Yesterday I sat alone in the car (an anomaly) listening to a segment on NPR about the musical RENT, which opened 25 years ago January. I saw the musical during my first week at NYU. Blocked out seats for all us freshmen one sticky August night. I was enamored with the show, not just the lore behind the scenes, but the idea of being edgy, reckless, devoted to one’s art amidst urban decay, giving a middle finger to the Man.
La vie boheme!
When I was 18, I had the story that I would be an actress, that I would be famous, that I would never be just a wife in the suburbs. I railed against the status quo, read the Communist papers, wore thrift store clothes, drank the cheapest of drinks at dive bars in the East Village. In reality I was a privileged white kid whose parents paid for private university, room, and board. I thankfully wasn’t a junkie or forced to squat in decrepit apartment buildings.
Still, I had dreams of an artistic life. I wonder what my 18-year-old self would make of me now: wife and mother, living on a farm? Or what about my 21-year-old self who returned to NY to finish her degree after traveling through India to find herself and realized what a privileged a-hole she was but who still wanted to make art?

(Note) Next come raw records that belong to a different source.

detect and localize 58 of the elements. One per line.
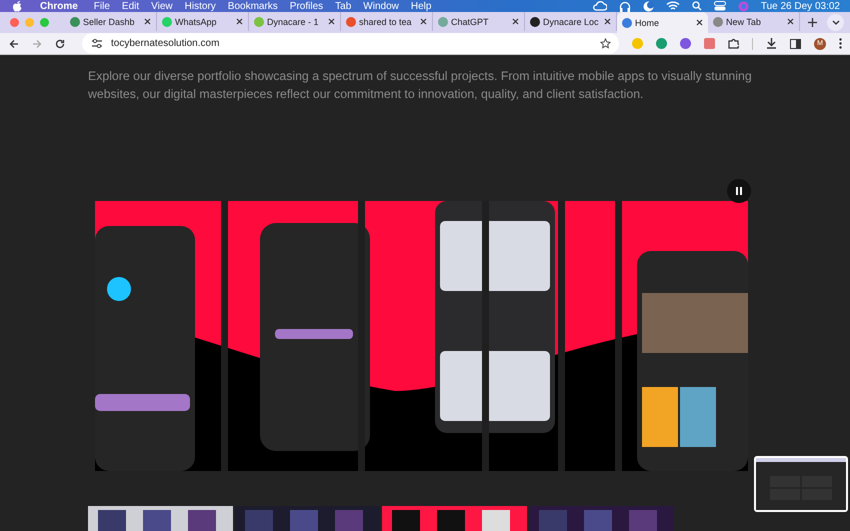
reload-icon[interactable] [55,38,65,48]
site-settings-icon[interactable] [92,39,102,48]
more-icon[interactable] [839,38,842,49]
browser-tab[interactable]: shared to tea [341,12,433,31]
favicon-icon [622,18,632,28]
address-bar[interactable]: tocybernatesolution.com [82,33,619,54]
side-panel-icon[interactable] [790,38,801,48]
favicon-icon [713,16,723,26]
tab-search-button[interactable] [827,14,844,31]
menu-item[interactable]: History [184,0,216,12]
browser-tab[interactable]: Dynacare - 1 [249,12,341,31]
extension-icon[interactable] [680,38,691,49]
extension-icon[interactable] [656,38,667,49]
menu-item[interactable]: Bookmarks [228,0,278,12]
menu-item[interactable]: Help [410,0,432,12]
pause-button[interactable] [727,179,751,203]
favicon-icon [438,16,448,26]
pause-icon [736,187,742,195]
browser-tab[interactable]: Seller Dashb [65,12,157,31]
close-icon[interactable] [512,18,519,25]
download-icon[interactable] [766,38,777,49]
back-icon[interactable] [9,38,19,48]
browser-tab[interactable]: Home [617,12,708,33]
menu-item[interactable]: Window [363,0,399,12]
close-icon[interactable] [604,18,611,25]
close-icon[interactable] [236,18,243,25]
favicon-icon [346,16,356,26]
menu-item[interactable]: Edit [122,0,140,12]
control-center-icon[interactable] [714,1,726,11]
menu-item[interactable]: Profiles [290,0,324,12]
wifi-icon[interactable] [666,1,680,11]
menu-clock[interactable]: Tue 26 Dey 03:02 [760,0,840,12]
new-tab-icon[interactable] [808,18,817,27]
menu-item[interactable]: View [151,0,173,12]
browser-tab[interactable]: ChatGPT [433,12,525,31]
browser-tab[interactable]: WhatsApp [157,12,249,31]
intro-paragraph: Explore our diverse portfolio showcasing a spectrum of successful projects. From intuitive mobile apps to visually stunning websites, our digital masterpieces reflect our commitment to innovation, quality, and client satisfaction. [88,68,753,103]
star-icon[interactable] [600,38,611,49]
cloud-icon[interactable] [592,1,607,11]
menu-app-name[interactable]: Chrome [40,0,78,12]
menu-item[interactable]: Tab [335,0,352,12]
menu-item[interactable]: File [94,0,110,12]
close-icon[interactable] [328,18,335,25]
close-icon[interactable] [420,18,427,25]
favicon-icon [70,16,80,26]
close-icon[interactable] [696,19,703,26]
close-icon[interactable] [144,18,151,25]
apple-icon[interactable] [12,0,22,12]
chevron-down-icon [832,20,840,25]
search-icon[interactable] [692,1,702,11]
favicon-icon [530,16,540,26]
moon-icon[interactable] [642,0,654,12]
close-icon[interactable] [787,18,794,25]
favicon-icon [162,16,172,26]
favicon-icon [254,16,264,26]
browser-tab[interactable]: New Tab [708,12,800,31]
puzzle-icon[interactable] [728,38,739,49]
headphones-icon[interactable] [618,0,631,12]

Or my 25-year-old self who sailed from San Diego to NYC via Panama on a 32-foot boat and started writing about it on a laptop strapped down to the table down below? Would she have shuddered at the thought of such mundane days and nights with a baby clamped on a boob or a finger painting with a toddler?
It is a tale told by an idiot,
Full of sound and fury, signifying nothing.

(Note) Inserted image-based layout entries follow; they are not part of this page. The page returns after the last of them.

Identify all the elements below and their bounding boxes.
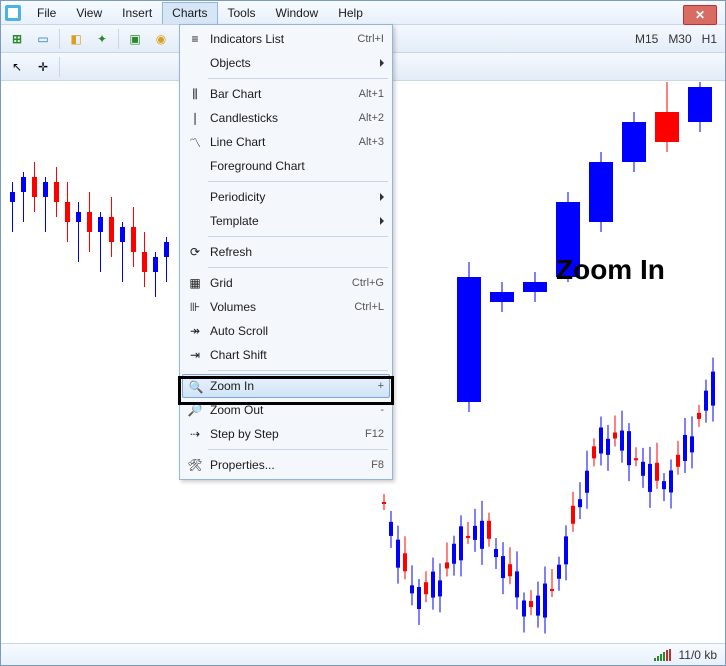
menu-item-label: Refresh bbox=[210, 245, 252, 259]
menu-item-volumes[interactable]: ⊪ Volumes Ctrl+L bbox=[182, 295, 390, 319]
refresh-icon: ⟳ bbox=[186, 243, 204, 261]
bar-chart-icon: ⫼ bbox=[186, 85, 204, 103]
menu-separator bbox=[208, 370, 388, 371]
crosshair-tool[interactable]: ✛ bbox=[31, 56, 55, 78]
menu-separator bbox=[208, 181, 388, 182]
line-chart-icon: 〽 bbox=[186, 133, 204, 151]
market-watch-button[interactable]: ◧ bbox=[64, 28, 88, 50]
menu-separator bbox=[208, 267, 388, 268]
menu-item-label: Volumes bbox=[210, 300, 256, 314]
menu-charts[interactable]: Charts bbox=[162, 2, 217, 24]
cursor-tool[interactable]: ↖ bbox=[5, 56, 29, 78]
menu-item-objects[interactable]: Objects bbox=[182, 51, 390, 75]
menu-item-bar-chart[interactable]: ⫼ Bar Chart Alt+1 bbox=[182, 82, 390, 106]
menu-shortcut: - bbox=[380, 404, 384, 416]
menu-item-label: Properties... bbox=[210, 458, 275, 472]
menu-window[interactable]: Window bbox=[266, 2, 329, 24]
volumes-icon: ⊪ bbox=[186, 298, 204, 316]
expert-advisors-button[interactable]: ◉ bbox=[149, 28, 173, 50]
menu-item-label: Foreground Chart bbox=[210, 159, 305, 173]
menu-item-label: Grid bbox=[210, 276, 233, 290]
menu-item-zoom-in[interactable]: 🔍 Zoom In + bbox=[182, 374, 390, 398]
menu-shortcut: + bbox=[378, 380, 384, 392]
menu-item-label: Line Chart bbox=[210, 135, 265, 149]
separator bbox=[118, 29, 119, 49]
navigator-button[interactable]: ✦ bbox=[90, 28, 114, 50]
charts-menu-dropdown: ≡ Indicators List Ctrl+I Objects ⫼ Bar Chart A… bbox=[179, 24, 393, 480]
menu-item-label: Template bbox=[210, 214, 259, 228]
close-window-button[interactable]: ✕ bbox=[683, 5, 717, 25]
menu-item-step-by-step[interactable]: ⇢ Step by Step F12 bbox=[182, 422, 390, 446]
app-window: ✕ FileViewInsertChartsToolsWindowHelp ⊞ … bbox=[0, 0, 726, 666]
menu-shortcut: F8 bbox=[371, 459, 384, 471]
profiles-button[interactable]: ▭ bbox=[31, 28, 55, 50]
traffic-label: 11/0 kb bbox=[679, 648, 717, 662]
menu-item-periodicity[interactable]: Periodicity bbox=[182, 185, 390, 209]
new-order-button[interactable]: ▣ bbox=[123, 28, 147, 50]
menu-item-candlesticks[interactable]: ❘ Candlesticks Alt+2 bbox=[182, 106, 390, 130]
menu-shortcut: Alt+3 bbox=[359, 136, 384, 148]
zoom-in-icon: 🔍 bbox=[187, 378, 205, 396]
menu-insert[interactable]: Insert bbox=[112, 2, 162, 24]
menu-item-label: Zoom Out bbox=[210, 403, 263, 417]
properties-icon: 🛠 bbox=[186, 456, 204, 474]
menu-item-auto-scroll[interactable]: ↠ Auto Scroll bbox=[182, 319, 390, 343]
submenu-arrow-icon bbox=[380, 59, 384, 67]
menu-item-line-chart[interactable]: 〽 Line Chart Alt+3 bbox=[182, 130, 390, 154]
menu-item-label: Objects bbox=[210, 56, 251, 70]
menu-item-label: Zoom In bbox=[210, 379, 254, 393]
menu-item-grid[interactable]: ▦ Grid Ctrl+G bbox=[182, 271, 390, 295]
menu-item-label: Auto Scroll bbox=[210, 324, 268, 338]
timeframe-h1[interactable]: H1 bbox=[698, 32, 721, 46]
menu-item-foreground-chart[interactable]: Foreground Chart bbox=[182, 154, 390, 178]
menu-item-label: Step by Step bbox=[210, 427, 279, 441]
statusbar: 11/0 kb bbox=[1, 643, 725, 665]
menu-tools[interactable]: Tools bbox=[218, 2, 266, 24]
zoom-out-icon: 🔎 bbox=[186, 401, 204, 419]
menu-item-label: Bar Chart bbox=[210, 87, 261, 101]
menu-separator bbox=[208, 78, 388, 79]
grid-icon: ▦ bbox=[186, 274, 204, 292]
menu-separator bbox=[208, 449, 388, 450]
menu-view[interactable]: View bbox=[66, 2, 112, 24]
menu-shortcut: Ctrl+G bbox=[352, 277, 384, 289]
menu-shortcut: Alt+2 bbox=[359, 112, 384, 124]
menu-item-properties[interactable]: 🛠 Properties... F8 bbox=[182, 453, 390, 477]
menu-shortcut: Ctrl+L bbox=[354, 301, 384, 313]
new-chart-button[interactable]: ⊞ bbox=[5, 28, 29, 50]
connection-indicator bbox=[654, 649, 671, 661]
indicators-icon: ≡ bbox=[186, 30, 204, 48]
menu-shortcut: Alt+1 bbox=[359, 88, 384, 100]
app-icon bbox=[5, 5, 21, 21]
menu-item-label: Candlesticks bbox=[210, 111, 278, 125]
candlesticks-icon: ❘ bbox=[186, 109, 204, 127]
menu-file[interactable]: File bbox=[27, 2, 66, 24]
timeframe-m30[interactable]: M30 bbox=[664, 32, 695, 46]
menu-item-label: Chart Shift bbox=[210, 348, 267, 362]
chartshift-icon: ⇥ bbox=[186, 346, 204, 364]
submenu-arrow-icon bbox=[380, 193, 384, 201]
menu-shortcut: F12 bbox=[365, 428, 384, 440]
menu-item-label: Periodicity bbox=[210, 190, 265, 204]
menubar: FileViewInsertChartsToolsWindowHelp bbox=[1, 1, 725, 25]
zoom-in-annotation: Zoom In bbox=[556, 254, 665, 286]
submenu-arrow-icon bbox=[380, 217, 384, 225]
timeframe-m15[interactable]: M15 bbox=[631, 32, 662, 46]
step-icon: ⇢ bbox=[186, 425, 204, 443]
separator bbox=[59, 29, 60, 49]
menu-item-template[interactable]: Template bbox=[182, 209, 390, 233]
menu-item-indicators-list[interactable]: ≡ Indicators List Ctrl+I bbox=[182, 27, 390, 51]
menu-help[interactable]: Help bbox=[328, 2, 373, 24]
menu-item-zoom-out[interactable]: 🔎 Zoom Out - bbox=[182, 398, 390, 422]
menu-separator bbox=[208, 236, 388, 237]
menu-shortcut: Ctrl+I bbox=[357, 33, 384, 45]
menu-item-refresh[interactable]: ⟳ Refresh bbox=[182, 240, 390, 264]
autoscroll-icon: ↠ bbox=[186, 322, 204, 340]
menu-item-label: Indicators List bbox=[210, 32, 284, 46]
menu-item-chart-shift[interactable]: ⇥ Chart Shift bbox=[182, 343, 390, 367]
separator bbox=[59, 57, 60, 77]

The story has changed. I have changed. I still want to share my art but the art is different now, informed by decades of wandering, adventure, regrets. Now it is informed by literal and emotional grounding: living on a farm, soil perpetually stuck under my fingernail. Being present with two small children day after day. The fallow joys of being in one place for years instead of just days or weeks or months. My home is filled with music: my husband’s favorite post rock as he cleans the dishes after another nourishing meal from our land. Disney soundtracks and my three-year-old singing at the top of her lungs wearing multiple layers of dresses, insisting on intricate braids in her hair imitating her favorite characters. Let it go, let it go, can’t hold it back anymore! Occassionally I’ll get to play my records on the record player. Homeward Bound by Simon and Garfunkel, the record I used to play while sitting on the windowsill of my dorm room, staring out at the city, wondering what home could actually look like.
Now I know.
In the middle of the night, for stretches, it is quiet. I sleep. I dream. I wake up with a heart on fire.